When he reached the end of the hotel strip he saw a wild scene. Beneath the expanse of Duke’s wide, welcoming arms a mob of tourists gathered around several police cars that had secured a broad area of turf. Flashes of blue and red stung the palms and the banyan tree behind them, which loomed ominously like an amphibious beast ambling out of the water onto the black sand. The ambulance was there. Sid saw a stretcher draped in a white sheet, and it was evident that someone had died. Leaning against the red and white truck, the paramedics conversed with each other impotently; there wasn’t much for them to do with a dead patient, so they had no reason to be in any hurry one way or another. Standing apart from the crowd was a fellow unfortunate he knew who, being uncommonly clever, punctually patrolled the streets each night asking for a modest contribution to his cause. He was called the Dollar Man. Sid approached him and asked what had happened.
“Colonel,” the Dollar Man said.
Now Colonel was a composite unfortunate, meaning he was both of the proud and the partial. As far as Sid could tell, he was bat-shit insane. Every spare cent Colonel earned, found, or stole, he spent on cigarettes, and he would drill shirtless up and down Waikiki every evening in a pair of fatigues and boots, smoking and occasionally pausing to shout in tongues at someone or something that wasn’t there. Sid didn’t know Colonel’s story, he only knew it ended—probably meth, or something like that. (Sid discovered later that the old man had died of an aneurism after he had gotten into a fight with an invisible enemy—maybe Jacob’s angel, maybe even the Holy Spirit Itself—and lost. Colonel had collapsed, mute and writhing in the sand.) Regardless of the circumstances, Sid had to turn his head from the fluorescent outline of the amorphous human heap surrounded by a gaggle of vacation-going gawkers. Rubbing his scalp, he silently bid farewell to the Dollar Man and advanced, the crowd dividing itself to escape him.

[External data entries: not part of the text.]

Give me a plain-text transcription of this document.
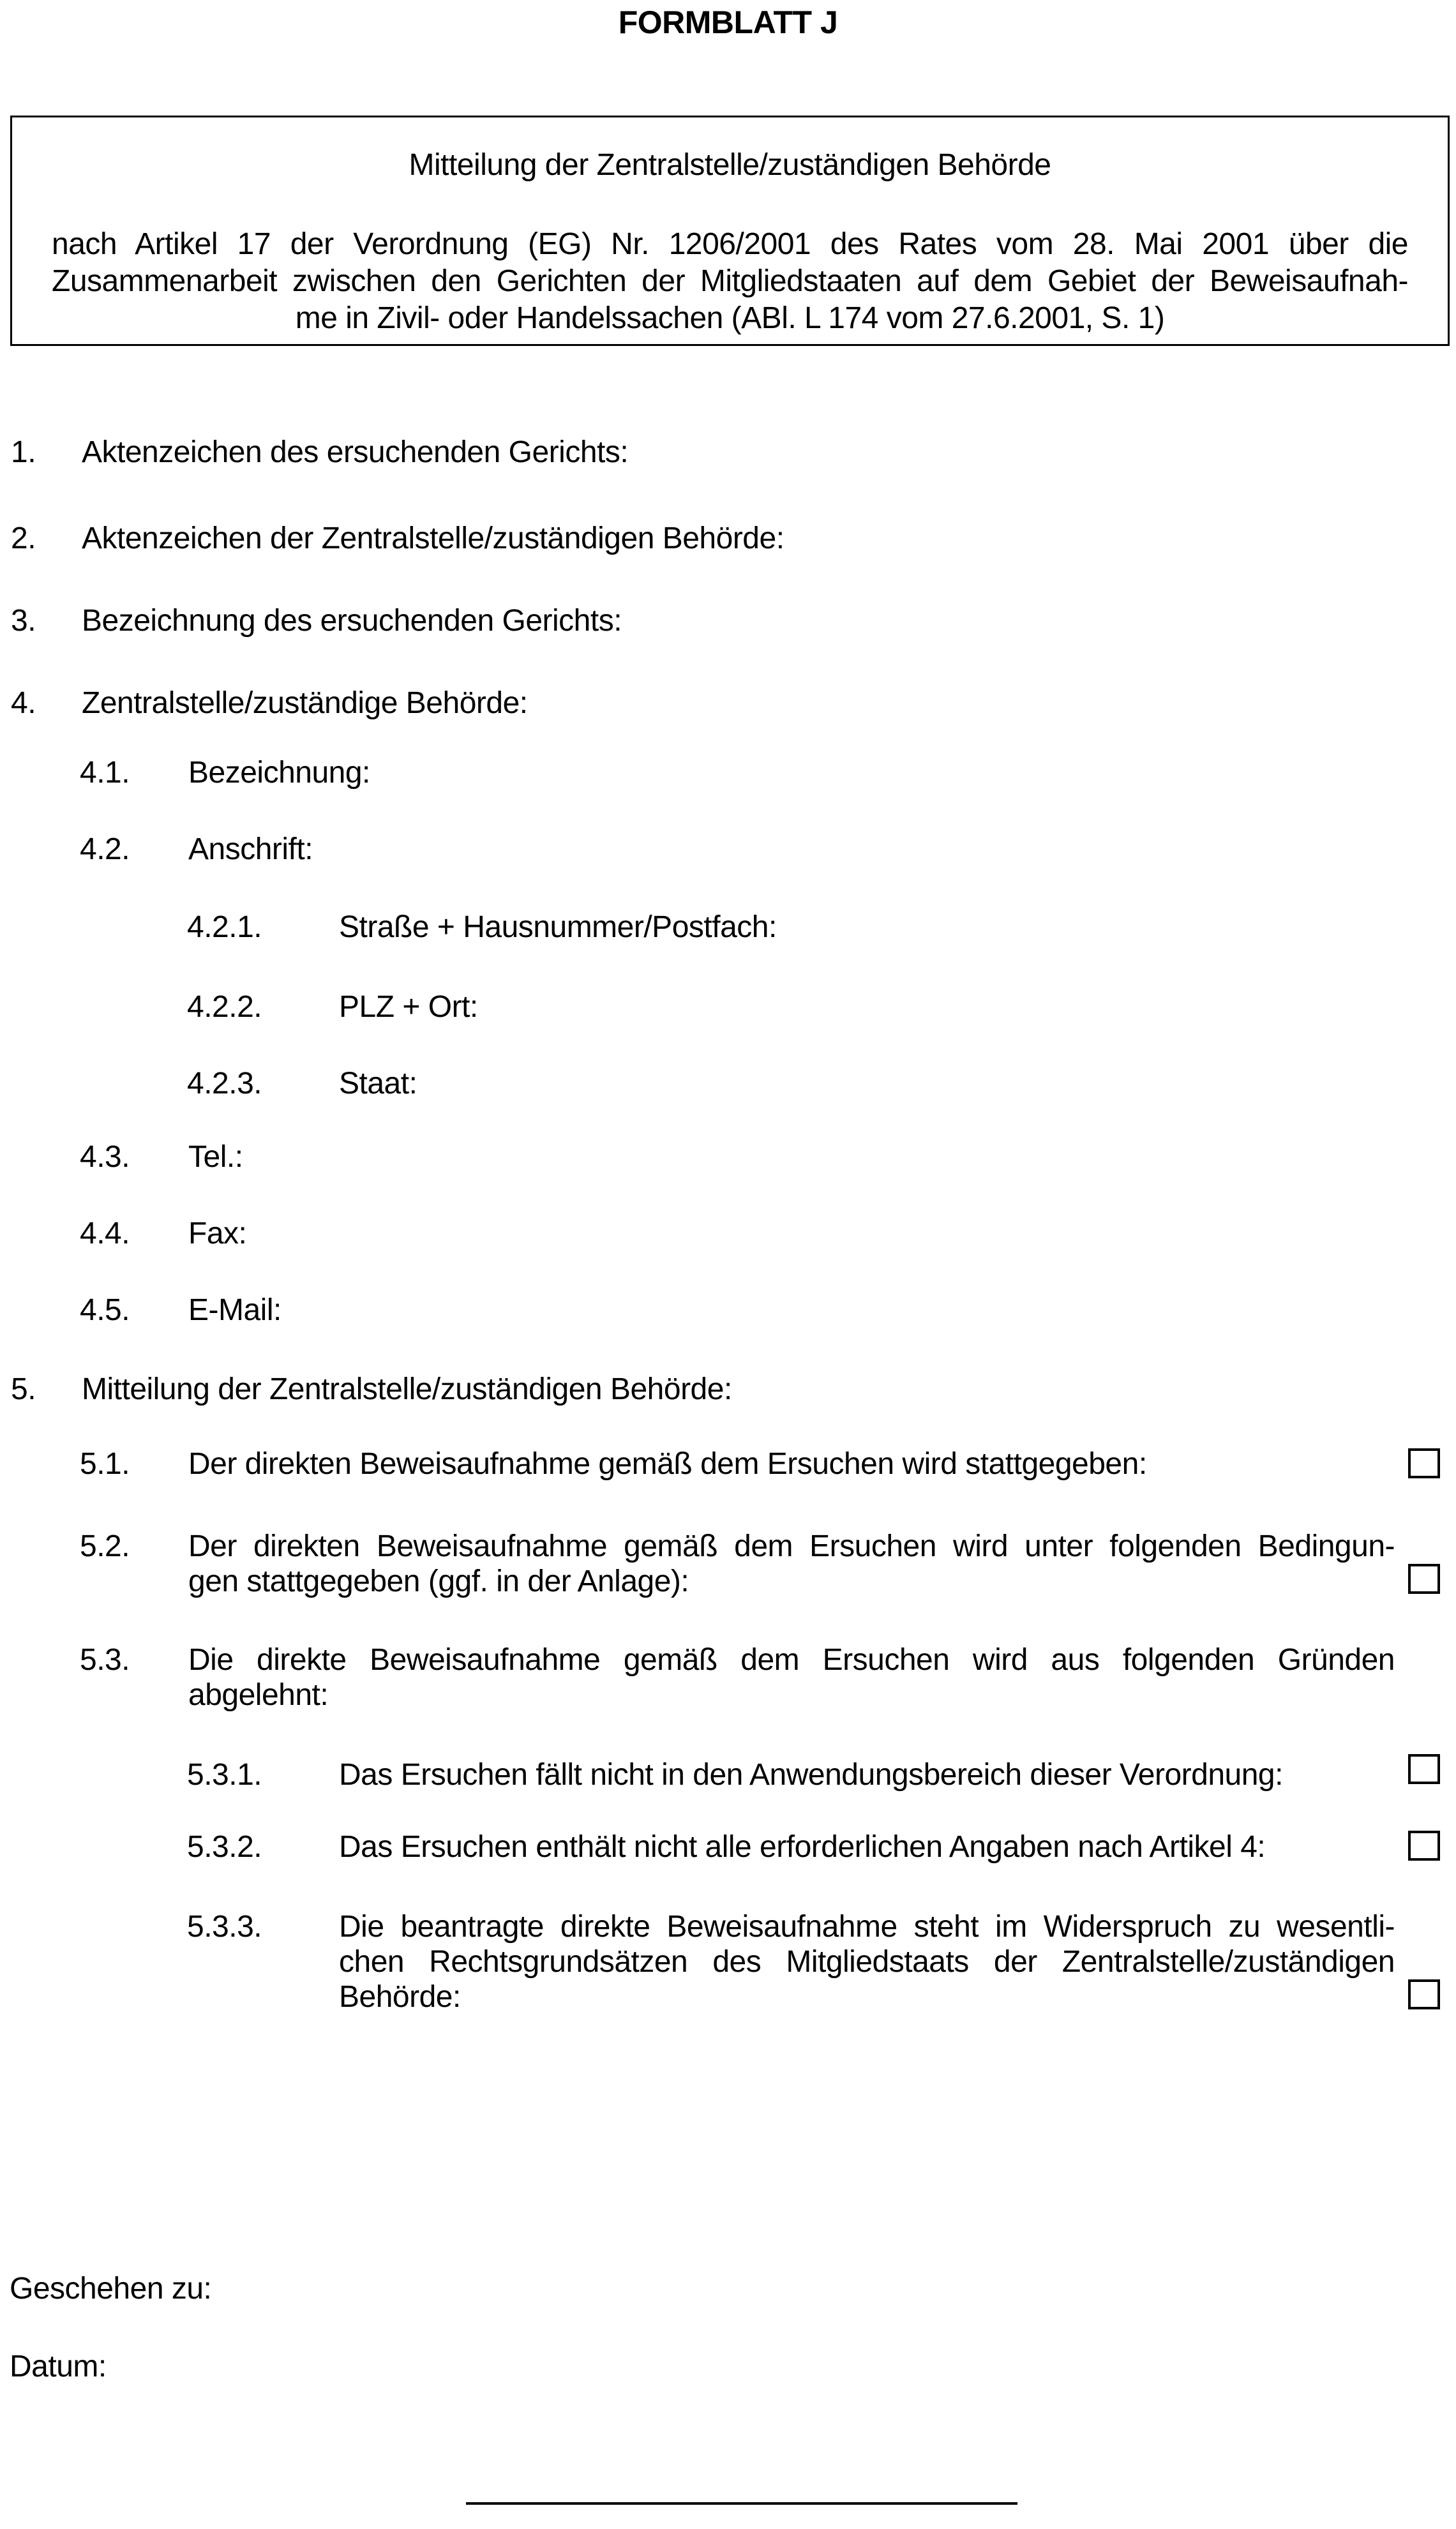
FORMBLATT J
Mitteilung der Zentralstelle/zuständigen Behörde
nach Artikel 17 der Verordnung (EG) Nr. 1206/2001 des Rates vom 28. Mai 2001 über die
Zusammenarbeit zwischen den Gerichten der Mitgliedstaaten auf dem Gebiet der Beweisaufnah-
me in Zivil- oder Handelssachen (ABl. L 174 vom 27.6.2001, S. 1)
1. Aktenzeichen des ersuchenden Gerichts:
2. Aktenzeichen der Zentralstelle/zuständigen Behörde:
3. Bezeichnung des ersuchenden Gerichts:
4. Zentralstelle/zuständige Behörde:
4.1. Bezeichnung:
4.2. Anschrift:
4.2.1.	Straße + Hausnummer/Postfach:
4.2.2.	PLZ + Ort:
4.2.3.	Staat:
4.3. Tel.:
4.4. Fax:
4.5. E-Mail:
5. Mitteilung der Zentralstelle/zuständigen Behörde:
5.1. Der direkten Beweisaufnahme gemäß dem Ersuchen wird stattgegeben:
5.2. Der direkten Beweisaufnahme gemäß dem Ersuchen wird unter folgenden Bedingun-
gen stattgegeben (ggf. in der Anlage):
5.3. Die direkte Beweisaufnahme gemäß dem Ersuchen wird aus folgenden Gründen
abgelehnt:
5.3.1.	Das Ersuchen fällt nicht in den Anwendungsbereich dieser Verordnung:
5.3.2.	Das Ersuchen enthält nicht alle erforderlichen Angaben nach Artikel 4:
5.3.3.	Die beantragte direkte Beweisaufnahme steht im Widerspruch zu wesentli-
chen Rechtsgrundsätzen des Mitgliedstaats der Zentralstelle/zuständigen
Behörde:
Geschehen zu:
Datum:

He lost his appetite after the events under Kahanamoku, and he sought a quiet place where he could be alone. He made his way through the end of Waikiki, past the bandshell, up Diamond Head Road, by the wrought iron gates at the end of the obsessively manicured lawns of the stuccoed seaside mansions, above the great ocean, to the neighborhood at the bottom of the hill. At the end of the road were the stairs leading to the shore. He approached the private place and nestled in the soft, damp sand at the foot of a great stone wall crowned with bougainvillae. He tried to relax, resting his head on the rock.

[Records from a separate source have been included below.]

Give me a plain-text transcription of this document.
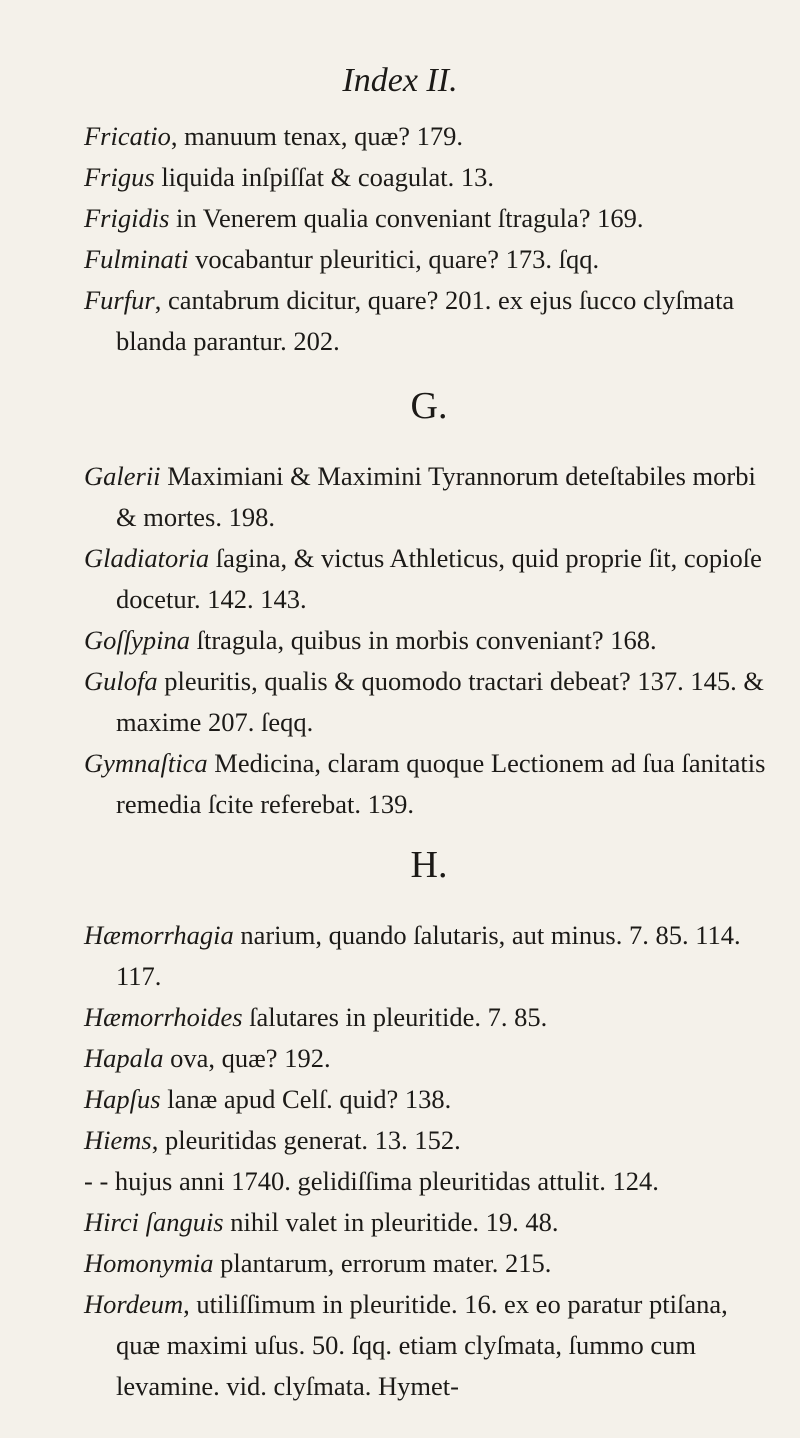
Index II.
Fricatio, manuum tenax, quæ? 179.
Frigus liquida inſpiſſat & coagulat. 13.
Frigidis in Venerem qualia conveniant ſtragula? 169.
Fulminati vocabantur pleuritici, quare? 173. ſqq.
Furfur, cantabrum dicitur, quare? 201. ex ejus ſucco clyſmata blanda parantur. 202.
G.
Galerii Maximiani & Maximini Tyrannorum deteſtabiles morbi & mortes. 198.
Gladiatoria ſagina, & victus Athleticus, quid proprie ſit, copioſe docetur. 142. 143.
Goſſypina ſtragula, quibus in morbis conveniant? 168.
Gulofa pleuritis, qualis & quomodo tractari debeat? 137. 145. & maxime 207. ſeqq.
Gymnaſtica Medicina, claram quoque Lectionem ad ſua ſanitatis remedia ſcite referebat. 139.
H.
Hæmorrhagia narium, quando ſalutaris, aut minus. 7. 85. 114. 117.
Hæmorrhoides ſalutares in pleuritide. 7. 85.
Hapala ova, quæ? 192.
Hapſus lanæ apud Celſ. quid? 138.
Hiems, pleuritidas generat. 13. 152.
- - hujus anni 1740. gelidiſſima pleuritidas attulit. 124.
Hirci ſanguis nihil valet in pleuritide. 19. 48.
Homonymia plantarum, errorum mater. 215.
Hordeum, utiliſſimum in pleuritide. 16. ex eo paratur ptiſana, quæ maximi uſus. 50. ſqq. etiam clyſmata, ſummo cum levamine. vid. clyſmata. Hymet-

If Sid was troubled in the past he came to the ocean for guidance. When his father had died, followed by his mother, it comforted him. When he was betrayed by his friends and found himself living on the street, he unreservedly delivered himself up to it with bowed head, and it responded by extending to him its cool, white limbs, to embrace him and take him home. Now he felt it offered him nothing. Rather than murmur the promise of solace it seemed savage and dark, seething, roaring nastily, each wave crashing on the shore a hungry hell-mouth unharrowed.
He reflected for a long time on the old unfortunate’s death, a death he found unreasonably discomposed him. The lifespan of an unfortunate is an uncertain thing—Colonel’s had been long and its immanent end shouldn’t have been a surprise. Nevertheless, Sid wasn’t prepared. The longer he brooded on what he had seen, the more active and alive his thoughts became. A vision of the dead thing came into focus—a shirtless, sun-hardened torso haunting the sky over Sid’s mind. It said nothing, and did not acknowledge him, refusing to show him more than a profile of its reddened face. It merely asserted itself, an enceinte thunderhead before the downpour.
Spookiness aside, it was troubling that the essence of Colonel’s vision was more substantial than his body had been while it was alive; death had somehow given him an identity. Colonel wasn’t particularly unique, and for this reason he would not be missed. Hydra-like, another would rise in his place and join the multitude of unfortunate, faceless faces. Sid wrestled uncomfortably with this, the dissonance between his vision of the spirit and his memory. The corpse, exposed before the tourists, undid itself. It was the profound nonsense of that scene, and of the vision, of Colonel’s entire life, that made Sid wriggle in the sand like a charmed cobra.
Eventually, the ghost faded and vanished. The ocean, too, which had seemed minutes ago to roil, an army of monsters with a thousand legs in a hurry to do badness, metamorphosed into a single kind, old face, the foamy waves infinite white curls in its ancient beard. But Sid didn’t trust it; he lay exhausted and afraid of it like one who had just washed ashore from shipwreck. He turned and eyed suspiciously the two drain pipes at his back as they peeped eerily at him, a pair of giant binoculars he was trying to use through the wrong side. Fearing an unseen voyeur somewhere beyond the pair of man-sized sockets in the wall, or a turning of the fickle sea, he couldn’t sleep there on the beach as he might have done any other time. So, he trudged back to town. At dawn he approached his place on the pavement by the vacant lot, and slept among the familiar people.